Monochelus pulcher

Scientific classification
- Kingdom: Animalia
- Phylum: Arthropoda
- Class: Insecta
- Order: Coleoptera
- Suborder: Polyphaga
- Infraorder: Scarabaeiformia
- Family: Scarabaeidae
- Genus: Monochelus
- Species: M. pulcher
- Binomial name: Monochelus pulcher Péringuey, 1885

= Monochelus pulcher =

- Genus: Monochelus
- Species: pulcher
- Authority: Péringuey, 1885

Species of beetle

Monochelus pulcher is a species of beetle of the family Scarabaeidae. It is found in South Africa (North West).

== Description ==
Adults reach a length of about 7.5 mm. They are black, with the elytra testaceous red and the antennae rufescent (with the club black). The head is very rugose and the pronotum has a longitudinal, not much raised and rounded costate carina and a shallow, but somewhat broad furrow on each side, which, like the two median furrows are filled with yellow scales, the median carina is impunctate.

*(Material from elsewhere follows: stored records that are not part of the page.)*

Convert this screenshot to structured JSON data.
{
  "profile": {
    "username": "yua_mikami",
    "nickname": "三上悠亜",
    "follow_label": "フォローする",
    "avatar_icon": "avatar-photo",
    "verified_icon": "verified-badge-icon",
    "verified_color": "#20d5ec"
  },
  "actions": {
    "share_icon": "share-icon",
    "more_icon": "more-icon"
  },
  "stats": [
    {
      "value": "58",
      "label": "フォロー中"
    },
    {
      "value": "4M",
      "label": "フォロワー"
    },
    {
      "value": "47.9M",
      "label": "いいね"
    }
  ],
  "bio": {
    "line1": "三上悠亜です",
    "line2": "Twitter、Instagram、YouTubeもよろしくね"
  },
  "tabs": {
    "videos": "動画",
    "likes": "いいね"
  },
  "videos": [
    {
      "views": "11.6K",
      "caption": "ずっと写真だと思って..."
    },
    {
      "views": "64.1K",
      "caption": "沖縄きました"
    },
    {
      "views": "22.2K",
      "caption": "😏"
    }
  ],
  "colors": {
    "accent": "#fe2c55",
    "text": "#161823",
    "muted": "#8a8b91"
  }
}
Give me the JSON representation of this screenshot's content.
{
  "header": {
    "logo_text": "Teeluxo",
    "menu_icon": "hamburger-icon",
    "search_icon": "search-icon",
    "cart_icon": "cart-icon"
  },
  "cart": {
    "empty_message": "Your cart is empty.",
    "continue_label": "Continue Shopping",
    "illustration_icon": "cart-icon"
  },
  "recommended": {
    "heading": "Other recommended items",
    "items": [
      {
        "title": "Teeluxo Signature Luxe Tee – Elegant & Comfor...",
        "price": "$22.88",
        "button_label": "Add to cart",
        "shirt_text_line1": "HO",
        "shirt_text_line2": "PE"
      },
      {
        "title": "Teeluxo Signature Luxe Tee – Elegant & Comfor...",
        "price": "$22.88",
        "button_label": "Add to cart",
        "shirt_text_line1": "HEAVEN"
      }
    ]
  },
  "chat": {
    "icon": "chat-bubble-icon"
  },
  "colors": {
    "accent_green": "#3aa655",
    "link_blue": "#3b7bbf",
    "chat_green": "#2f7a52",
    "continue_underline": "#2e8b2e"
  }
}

There is also an impunctate longitudinal space on each side of the disk. The scutellum is rugulose and the elytra are deeply and irregularly punctate and rugose laterally, and have a distinct costa in the discoidal part, the intervals on each side of the costa are somewhat deep and broad. The pygidium is black and glabrous and the abdominal segments are also glabrous.